Talking tech since 2003

It’s been a while since most tech websites have been able to write anything positive about Facebook. They’ve had a miserable and humiliating few years from a news point of view, during which they’ve been accused of failing to maintain basic privacy standard when handling the private information of their users, and even allowing their platform to be used to meddle in the 2016 Presidential Election in the United States of America via their failure to regulate the activities of Cambridge Analytica. CEO and founder Mark Zuckerberg has managed to stay in the captain’s chair throughout these scandals, but there’s no denying that his chair got hot for a while. There were – and still are – major Facebook investors and shareholders who would prefer to see somebody else in charge of the day to day running of the company.

Even aside from the scandals, most of the new features and new projects Facebook has been working on recently appear to have been focused on making the company more money as opposed to making the user experience better for the average user. As an example, they’ve moved into the online slots business via their High 5 Casino. That’s probably great news for the million-or-so Facebook users who enjoy casino and slots, but not for the other 1.6 billion who aren’t interested. As an industry online slots casinos make billions of dollars each year and so it’s easy to see why Facebook would want a slice of that pie, but it does nothing for the people who just use the platform to stay in touch with their friends. Nor does their attempt to break into the cryptocurrency market with the long-awaited Facebook Libra wallet – although that project may ultimately be abandoned before it even sees the light of day.

In light of all the above, we’re happy to be able to bring you the news that Facebook is finally adding a feature that many of its users have been requesting for years. It’s not a major upgrade, but it’s a nice thing to have – and it’s a proper ‘quiet’ mode. If you’re an iPhone user, you may already have it – it was rolled out as part of the most recent update for the iOS version of Facebook a few days ago.
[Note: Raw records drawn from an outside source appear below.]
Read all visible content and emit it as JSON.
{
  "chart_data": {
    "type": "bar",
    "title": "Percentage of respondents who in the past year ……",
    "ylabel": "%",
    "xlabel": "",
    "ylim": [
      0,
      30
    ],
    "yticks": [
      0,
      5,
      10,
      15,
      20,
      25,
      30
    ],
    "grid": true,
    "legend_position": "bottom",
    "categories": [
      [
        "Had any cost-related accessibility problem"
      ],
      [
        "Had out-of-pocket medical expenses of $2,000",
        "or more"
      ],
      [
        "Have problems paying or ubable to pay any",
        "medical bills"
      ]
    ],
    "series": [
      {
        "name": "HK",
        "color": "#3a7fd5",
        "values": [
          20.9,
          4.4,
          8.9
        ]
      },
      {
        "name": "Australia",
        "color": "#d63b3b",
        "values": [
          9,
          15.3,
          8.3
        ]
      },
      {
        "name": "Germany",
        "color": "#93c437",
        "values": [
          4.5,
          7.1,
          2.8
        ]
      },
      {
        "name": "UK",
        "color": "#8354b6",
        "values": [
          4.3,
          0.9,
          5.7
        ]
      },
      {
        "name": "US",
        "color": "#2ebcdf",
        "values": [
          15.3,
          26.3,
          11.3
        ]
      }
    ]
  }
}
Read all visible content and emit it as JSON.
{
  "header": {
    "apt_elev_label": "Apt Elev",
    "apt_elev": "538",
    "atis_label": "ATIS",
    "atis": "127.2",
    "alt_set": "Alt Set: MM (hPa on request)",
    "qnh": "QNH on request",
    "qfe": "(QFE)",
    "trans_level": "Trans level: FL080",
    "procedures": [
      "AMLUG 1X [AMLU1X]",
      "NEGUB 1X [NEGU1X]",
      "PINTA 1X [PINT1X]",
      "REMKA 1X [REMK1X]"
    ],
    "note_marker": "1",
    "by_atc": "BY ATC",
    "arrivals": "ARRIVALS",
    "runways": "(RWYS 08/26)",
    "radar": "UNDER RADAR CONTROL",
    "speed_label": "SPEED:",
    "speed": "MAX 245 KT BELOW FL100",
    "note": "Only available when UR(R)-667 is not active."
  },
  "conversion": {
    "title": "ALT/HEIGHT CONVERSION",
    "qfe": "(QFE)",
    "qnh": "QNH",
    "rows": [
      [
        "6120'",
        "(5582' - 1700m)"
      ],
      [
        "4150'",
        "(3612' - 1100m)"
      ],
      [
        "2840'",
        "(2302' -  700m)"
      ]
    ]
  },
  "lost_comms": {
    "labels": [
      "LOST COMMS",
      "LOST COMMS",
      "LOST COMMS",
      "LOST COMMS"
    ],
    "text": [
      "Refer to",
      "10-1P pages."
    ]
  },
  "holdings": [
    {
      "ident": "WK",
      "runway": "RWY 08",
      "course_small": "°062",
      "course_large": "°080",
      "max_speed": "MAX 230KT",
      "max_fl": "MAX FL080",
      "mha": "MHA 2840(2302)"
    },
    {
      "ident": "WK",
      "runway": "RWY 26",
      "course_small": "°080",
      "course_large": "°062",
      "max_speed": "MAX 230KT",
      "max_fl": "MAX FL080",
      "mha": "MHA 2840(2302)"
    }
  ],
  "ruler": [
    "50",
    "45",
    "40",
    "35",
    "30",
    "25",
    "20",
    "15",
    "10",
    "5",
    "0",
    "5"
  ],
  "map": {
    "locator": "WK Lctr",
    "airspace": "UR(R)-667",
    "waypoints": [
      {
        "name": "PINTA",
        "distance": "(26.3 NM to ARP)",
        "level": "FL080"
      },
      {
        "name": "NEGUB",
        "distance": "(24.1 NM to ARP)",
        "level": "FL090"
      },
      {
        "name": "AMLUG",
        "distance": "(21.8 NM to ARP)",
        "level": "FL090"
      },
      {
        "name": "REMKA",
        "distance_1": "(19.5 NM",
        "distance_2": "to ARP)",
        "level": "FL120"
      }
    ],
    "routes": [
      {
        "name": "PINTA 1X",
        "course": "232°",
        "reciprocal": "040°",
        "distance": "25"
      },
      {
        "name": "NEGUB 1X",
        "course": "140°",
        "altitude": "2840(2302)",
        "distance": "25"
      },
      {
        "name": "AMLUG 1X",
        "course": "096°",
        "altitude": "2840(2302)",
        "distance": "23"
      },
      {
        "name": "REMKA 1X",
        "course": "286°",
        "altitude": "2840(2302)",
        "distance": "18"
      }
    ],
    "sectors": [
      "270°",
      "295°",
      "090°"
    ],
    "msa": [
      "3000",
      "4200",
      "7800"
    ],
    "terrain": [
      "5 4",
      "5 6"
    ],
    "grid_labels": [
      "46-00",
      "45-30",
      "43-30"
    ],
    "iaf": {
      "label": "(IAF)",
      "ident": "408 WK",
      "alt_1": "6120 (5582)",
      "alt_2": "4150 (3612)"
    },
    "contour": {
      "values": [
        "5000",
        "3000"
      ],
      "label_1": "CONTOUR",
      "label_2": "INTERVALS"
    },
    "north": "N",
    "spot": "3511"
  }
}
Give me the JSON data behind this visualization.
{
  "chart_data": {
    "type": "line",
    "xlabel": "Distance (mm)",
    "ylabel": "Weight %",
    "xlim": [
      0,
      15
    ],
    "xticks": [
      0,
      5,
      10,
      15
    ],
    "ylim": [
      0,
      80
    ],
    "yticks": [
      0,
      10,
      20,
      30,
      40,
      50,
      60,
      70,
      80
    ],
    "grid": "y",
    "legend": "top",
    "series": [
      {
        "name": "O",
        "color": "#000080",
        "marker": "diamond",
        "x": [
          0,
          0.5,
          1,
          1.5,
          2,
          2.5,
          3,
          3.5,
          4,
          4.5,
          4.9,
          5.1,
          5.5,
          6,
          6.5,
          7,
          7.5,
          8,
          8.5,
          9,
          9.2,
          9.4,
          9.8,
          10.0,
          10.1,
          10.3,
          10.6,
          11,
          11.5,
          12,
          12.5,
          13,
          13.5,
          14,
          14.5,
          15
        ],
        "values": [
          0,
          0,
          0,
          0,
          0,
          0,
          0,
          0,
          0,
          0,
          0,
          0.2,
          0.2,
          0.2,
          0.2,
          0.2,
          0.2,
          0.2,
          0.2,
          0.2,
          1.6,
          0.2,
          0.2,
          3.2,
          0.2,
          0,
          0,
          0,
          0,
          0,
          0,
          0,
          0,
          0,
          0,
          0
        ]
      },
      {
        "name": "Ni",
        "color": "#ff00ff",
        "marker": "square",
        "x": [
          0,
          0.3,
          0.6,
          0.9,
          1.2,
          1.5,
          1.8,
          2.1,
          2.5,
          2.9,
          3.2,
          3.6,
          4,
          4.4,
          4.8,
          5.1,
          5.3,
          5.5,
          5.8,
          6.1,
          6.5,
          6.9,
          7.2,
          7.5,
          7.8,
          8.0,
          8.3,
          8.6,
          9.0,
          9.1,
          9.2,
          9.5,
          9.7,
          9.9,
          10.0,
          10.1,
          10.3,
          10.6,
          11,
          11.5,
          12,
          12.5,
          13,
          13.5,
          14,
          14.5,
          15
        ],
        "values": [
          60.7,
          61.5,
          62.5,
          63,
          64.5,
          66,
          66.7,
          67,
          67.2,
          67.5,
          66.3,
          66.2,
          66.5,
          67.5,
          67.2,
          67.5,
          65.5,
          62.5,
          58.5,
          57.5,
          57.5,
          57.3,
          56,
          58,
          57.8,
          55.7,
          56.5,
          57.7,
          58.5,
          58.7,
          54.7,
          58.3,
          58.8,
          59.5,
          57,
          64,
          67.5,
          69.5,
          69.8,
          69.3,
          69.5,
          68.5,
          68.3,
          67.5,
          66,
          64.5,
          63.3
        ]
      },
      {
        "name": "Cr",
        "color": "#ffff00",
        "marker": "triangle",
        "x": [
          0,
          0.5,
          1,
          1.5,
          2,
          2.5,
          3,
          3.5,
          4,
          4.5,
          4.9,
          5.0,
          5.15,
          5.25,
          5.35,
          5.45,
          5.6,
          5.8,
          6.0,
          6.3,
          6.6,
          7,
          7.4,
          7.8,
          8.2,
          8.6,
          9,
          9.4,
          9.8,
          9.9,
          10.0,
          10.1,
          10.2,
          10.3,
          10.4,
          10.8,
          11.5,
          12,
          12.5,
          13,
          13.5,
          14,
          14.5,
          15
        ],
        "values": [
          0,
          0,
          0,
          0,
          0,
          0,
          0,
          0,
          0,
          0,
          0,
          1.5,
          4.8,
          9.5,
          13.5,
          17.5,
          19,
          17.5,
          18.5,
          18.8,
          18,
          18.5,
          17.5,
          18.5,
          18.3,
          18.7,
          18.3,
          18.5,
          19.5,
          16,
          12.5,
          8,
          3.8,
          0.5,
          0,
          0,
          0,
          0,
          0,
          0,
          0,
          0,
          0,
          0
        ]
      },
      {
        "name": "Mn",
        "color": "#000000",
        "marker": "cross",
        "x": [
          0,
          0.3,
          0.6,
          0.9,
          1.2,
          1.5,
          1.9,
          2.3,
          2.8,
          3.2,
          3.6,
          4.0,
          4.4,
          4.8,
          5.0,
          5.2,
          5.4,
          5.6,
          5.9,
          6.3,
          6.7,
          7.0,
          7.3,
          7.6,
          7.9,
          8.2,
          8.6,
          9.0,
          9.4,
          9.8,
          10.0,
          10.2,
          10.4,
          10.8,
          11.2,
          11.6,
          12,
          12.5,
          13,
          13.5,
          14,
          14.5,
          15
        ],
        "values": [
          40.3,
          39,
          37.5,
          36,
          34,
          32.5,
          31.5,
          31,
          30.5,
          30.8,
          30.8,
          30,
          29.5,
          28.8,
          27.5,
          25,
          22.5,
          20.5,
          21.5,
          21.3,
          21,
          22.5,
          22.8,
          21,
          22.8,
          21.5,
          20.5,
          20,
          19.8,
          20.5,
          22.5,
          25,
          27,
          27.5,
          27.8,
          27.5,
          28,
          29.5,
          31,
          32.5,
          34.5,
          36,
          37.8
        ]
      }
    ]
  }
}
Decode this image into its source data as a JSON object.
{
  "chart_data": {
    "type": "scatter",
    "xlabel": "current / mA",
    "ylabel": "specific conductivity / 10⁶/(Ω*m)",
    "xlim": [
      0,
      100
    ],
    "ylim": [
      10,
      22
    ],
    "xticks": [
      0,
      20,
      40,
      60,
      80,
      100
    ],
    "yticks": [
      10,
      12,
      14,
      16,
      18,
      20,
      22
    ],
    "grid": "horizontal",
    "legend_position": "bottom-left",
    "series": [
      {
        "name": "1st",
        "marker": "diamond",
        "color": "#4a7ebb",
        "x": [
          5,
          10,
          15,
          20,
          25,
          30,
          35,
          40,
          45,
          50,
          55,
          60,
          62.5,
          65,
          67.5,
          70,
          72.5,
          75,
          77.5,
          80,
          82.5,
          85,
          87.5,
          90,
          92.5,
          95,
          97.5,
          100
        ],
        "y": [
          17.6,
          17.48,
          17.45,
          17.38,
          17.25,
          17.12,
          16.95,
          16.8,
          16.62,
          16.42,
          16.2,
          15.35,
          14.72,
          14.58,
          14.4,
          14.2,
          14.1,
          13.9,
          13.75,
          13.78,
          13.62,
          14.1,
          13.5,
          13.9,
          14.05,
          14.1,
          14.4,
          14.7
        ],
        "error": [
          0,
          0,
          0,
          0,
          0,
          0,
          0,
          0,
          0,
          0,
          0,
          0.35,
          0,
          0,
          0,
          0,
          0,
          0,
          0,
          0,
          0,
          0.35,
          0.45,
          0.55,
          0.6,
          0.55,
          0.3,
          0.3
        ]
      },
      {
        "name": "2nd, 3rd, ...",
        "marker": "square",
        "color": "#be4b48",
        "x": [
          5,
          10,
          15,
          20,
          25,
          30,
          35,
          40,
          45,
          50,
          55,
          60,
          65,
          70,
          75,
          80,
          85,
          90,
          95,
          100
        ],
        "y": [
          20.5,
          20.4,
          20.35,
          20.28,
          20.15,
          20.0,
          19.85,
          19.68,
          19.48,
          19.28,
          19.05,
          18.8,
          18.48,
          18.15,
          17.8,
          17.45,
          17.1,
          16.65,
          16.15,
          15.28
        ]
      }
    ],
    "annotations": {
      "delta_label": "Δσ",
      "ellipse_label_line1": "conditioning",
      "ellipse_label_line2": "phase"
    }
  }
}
Android users will have to wait a little longer before they can take advantage of it – possibly until early May – but the update has been sanctioned and approved, and its definitely on its way. Facebook is, without a doubt, one of the noisiest apps we have on our phones because of all of the notifications it generates – but we can turn them off one at a time or altogether if we please. What is this ‘quiet mode,’ then, and how does it differ from simply choosing not to receive notifications?

In the existing (or previous) versions of Facebook, ‘silencing’ notifications would only stop them from being pushed through to your lock or home screen on your phone. They would still be there staring you in the face whenever you chose to open the app, and therefore you’d probably feel compelled or obligated to open them and find out what’s being said to you or what’s going on with your friends and contacts. With this new ‘quiet mode,’ even that stops happening. Instead of being a new feature that you’ll find in your general settings, this one is hidden away under the ‘your time on Facebook’ sub-heading, and it’s connected to the statistics you’ll find underneath that tab. For want of a better phrase, Facebook is going to take a more pro-active role in pointing out how much time you spend on the platform, and offering you the chance to step back and take a break as and when you feel it’s eating up too much of your day.

When ‘quiet mode’ is activated, you won’t receive any push notifications at all, and you also won’t see little red badges telling you how many notifications or messages you have. You’ll also have the option of setting the mode to activate automatically if you wish. You can manually turn it on if the constant stream of notifications is getting too much for you, or you can choose to have it automatically turn on at a specific time, and then turn off again later. A good example of when this might be desirable would be when you’re trying to get a good night’s sleep or when you’re starting your working day, and you don’t want to be disturbed by anything that isn’t work-related. From a better night’s sleep to better productivity while you’re awake, this is a small change from Facebook that could bring big positives to those of us who just can’t resist opening up the app when we see a notification, and then losing the next ten minutes scrolling aimlessly through our news feeds.

The new ‘quiet mode’ is robust enough to resist you when you attempt to interfere with it. Once it’s turned on, any attempt to log in to Facebook via the app will take you to a purpose-built landing page, at which point you’ll be reminded that you’ve chosen to turn quiet time on, and asked if you’re sure you want to proceed before being taken to your usual home page. It comes as part of a total redesign of the ‘your time on Facebook’ section, which will include a better breakdown of the data contained there. Instead of being told how much time you spend on the app in any 24 hour period, you’ll be told how much time you spend on during the day as opposed to during the night, and which days of the week are the most active to you. Once a pattern has been identified, Facebook hopes that the strategic employment of the ‘quiet time’ mode might help you to regulate your relationship with the app better.

The feature doesn’t completely restrict access to Facebook. From a Facebook point of view, that would make no business sense whatsoever – they still want and need people to use the app so they can make advertising money! It does, however, give you the chance to take a step back from the stress that often comes with seeing and hearing your phone repeatedly light up with notifications when you have other things to concentrate on – and that has to be considered a good thing.